Jakie macie pokoje?

21 lipca 2014 16:40
berlinka2

najgorzej z babciami kumatymi, te mogą zatruć zycie

szkoda, ze tego wczesniej nie wiedzialam. a tak sie cieszylam, ze moja tylko fizycznie jest niesprawna ;) bylam kretynka. nastepnym razem wybiore inaczej :D czlowiek uczy sie na bledach... ;)
21 lipca 2014 16:50 / 1 osobie podoba się ten post
użytkowniczka niegdyś znana jako debiutantka

mam ten sam problem- gdziekolwiek bym nie byla ;) takie male zboczenie. czasami az mnie irytuje.

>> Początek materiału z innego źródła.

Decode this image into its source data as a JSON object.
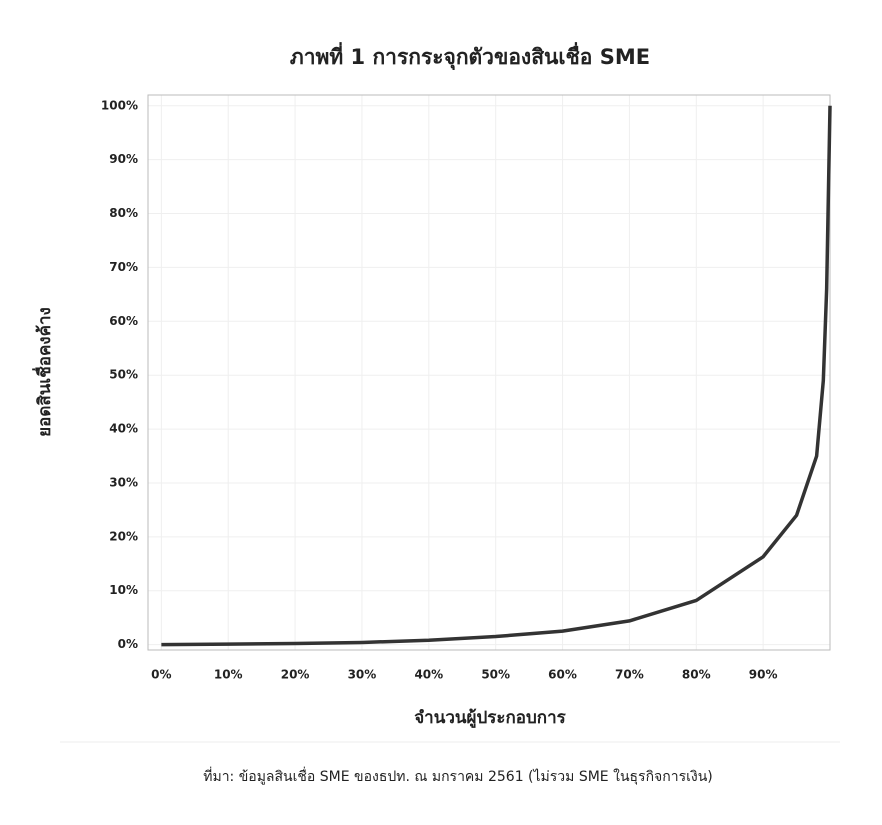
{
  "chart_data": {
    "type": "line",
    "title": "ภาพที่ 1 การกระจุกตัวของสินเชื่อ SME",
    "y_label": "ยอดสินเชื่อคงค้าง",
    "x_label": "จำนวนผู้ประกอบการ",
    "source": "ที่มา: ข้อมูลสินเชื่อ SME ของธปท. ณ มกราคม 2561 (ไม่รวม SME ในธุรกิจการเงิน)",
    "x": [
      0,
      10,
      20,
      30,
      40,
      50,
      60,
      70,
      80,
      90,
      95,
      98,
      99,
      99.5,
      100
    ],
    "series": [
      {
        "color": "#333333",
        "values": [
          0,
          0.1,
          0.2,
          0.4,
          0.8,
          1.5,
          2.5,
          4.4,
          8.2,
          16.3,
          24,
          35,
          49,
          66,
          100
        ]
      }
    ],
    "xlim": [
      -2,
      100
    ],
    "ylim": [
      -1,
      102
    ],
    "xticks": [
      {
        "value": 0,
        "label": "0%"
      },
      {
        "value": 10,
        "label": "10%"
      },
      {
        "value": 20,
        "label": "20%"
      },
      {
        "value": 30,
        "label": "30%"
      },
      {
        "value": 40,
        "label": "40%"
      },
      {
        "value": 50,
        "label": "50%"
      },
      {
        "value": 60,
        "label": "60%"
      },
      {
        "value": 70,
        "label": "70%"
      },
      {
        "value": 80,
        "label": "80%"
      },
      {
        "value": 90,
        "label": "90%"
      }
    ],
    "yticks": [
      {
        "value": 0,
        "label": "0%"
      },
      {
        "value": 10,
        "label": "10%"
      },
      {
        "value": 20,
        "label": "20%"
      },
      {
        "value": 30,
        "label": "30%"
      },
      {
        "value": 40,
        "label": "40%"
      },
      {
        "value": 50,
        "label": "50%"
      },
      {
        "value": 60,
        "label": "60%"
      },
      {
        "value": 70,
        "label": "70%"
      },
      {
        "value": 80,
        "label": "80%"
      },
      {
        "value": 90,
        "label": "90%"
      },
      {
        "value": 100,
        "label": "100%"
      }
    ],
    "grid": true
  }
}
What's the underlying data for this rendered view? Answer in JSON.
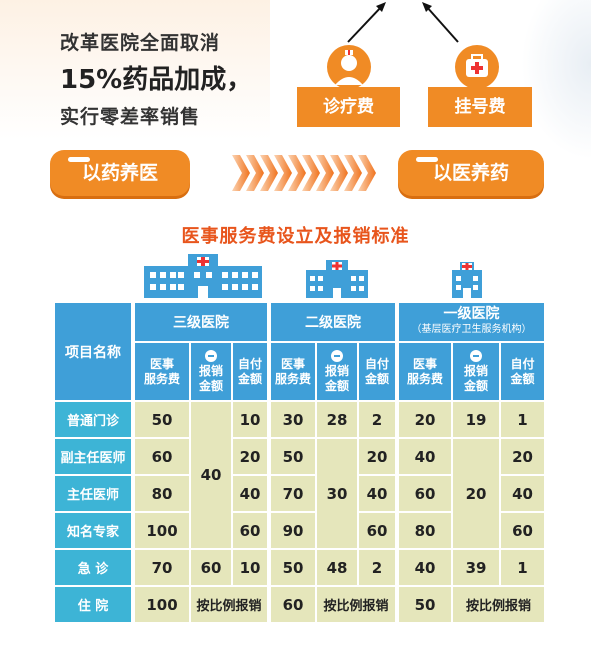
{
  "reform": {
    "line1": "改革医院全面取消",
    "line2": "15%药品加成，",
    "line3": "实行零差率销售"
  },
  "fees": {
    "consult": "诊疗费",
    "register": "挂号费"
  },
  "policy": {
    "from": "以药养医",
    "to": "以医养药"
  },
  "title": "医事服务费设立及报销标准",
  "table": {
    "item_header": "项目名称",
    "levels": [
      {
        "name": "三级医院",
        "note": ""
      },
      {
        "name": "二级医院",
        "note": ""
      },
      {
        "name": "一级医院",
        "note": "（基层医疗卫生服务机构）"
      }
    ],
    "sub": {
      "service": [
        "医事",
        "服务费"
      ],
      "reimb": [
        "报销",
        "金额"
      ],
      "self": [
        "自付",
        "金额"
      ]
    },
    "rows": [
      {
        "label": "普通门诊",
        "l3": [
          "50",
          "10"
        ],
        "l2": [
          "30",
          "28",
          "2"
        ],
        "l1": [
          "20",
          "19",
          "1"
        ]
      },
      {
        "label": "副主任医师",
        "l3": [
          "60",
          "20"
        ],
        "l2": [
          "50",
          "20"
        ],
        "l1": [
          "40",
          "20"
        ]
      },
      {
        "label": "主任医师",
        "l3": [
          "80",
          "40",
          "40"
        ],
        "l2": [
          "70",
          "30",
          "40"
        ],
        "l1": [
          "60",
          "20",
          "40"
        ]
      },
      {
        "label": "知名专家",
        "l3": [
          "100",
          "60"
        ],
        "l2": [
          "90",
          "60"
        ],
        "l1": [
          "80",
          "60"
        ]
      },
      {
        "label": "急 诊",
        "l3": [
          "70",
          "60",
          "10"
        ],
        "l2": [
          "50",
          "48",
          "2"
        ],
        "l1": [
          "40",
          "39",
          "1"
        ]
      },
      {
        "label": "住 院",
        "l3": [
          "100"
        ],
        "l2": [
          "60"
        ],
        "l1": [
          "50"
        ],
        "ratio": "按比例报销"
      }
    ]
  }
}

nie masz pojecia jaka, ja jestem zirytowanaaaaaaaaaaaaaaaaaaaaaaaaaaaaaa
21 lipca 2014 16:55 / 1 osobie podoba się ten post
Mycha

Ja mam aldika i daje radę. Słucham RMF ;-))
 
 

to jest nas więcej :)
 
edit: oczywiście chodzi mi o słuchanie radia a nie o net z aldika ;)
 
no ale moje słuchanie radia się niedługo skończy niestety :(
21 lipca 2014 16:58
użytkowniczka niegdyś znana jako debiutantka

moj tez japonski ;) ale nie na wczasach jestem tylko w pracy, a w moim pokoju wlasciwie tylko spie...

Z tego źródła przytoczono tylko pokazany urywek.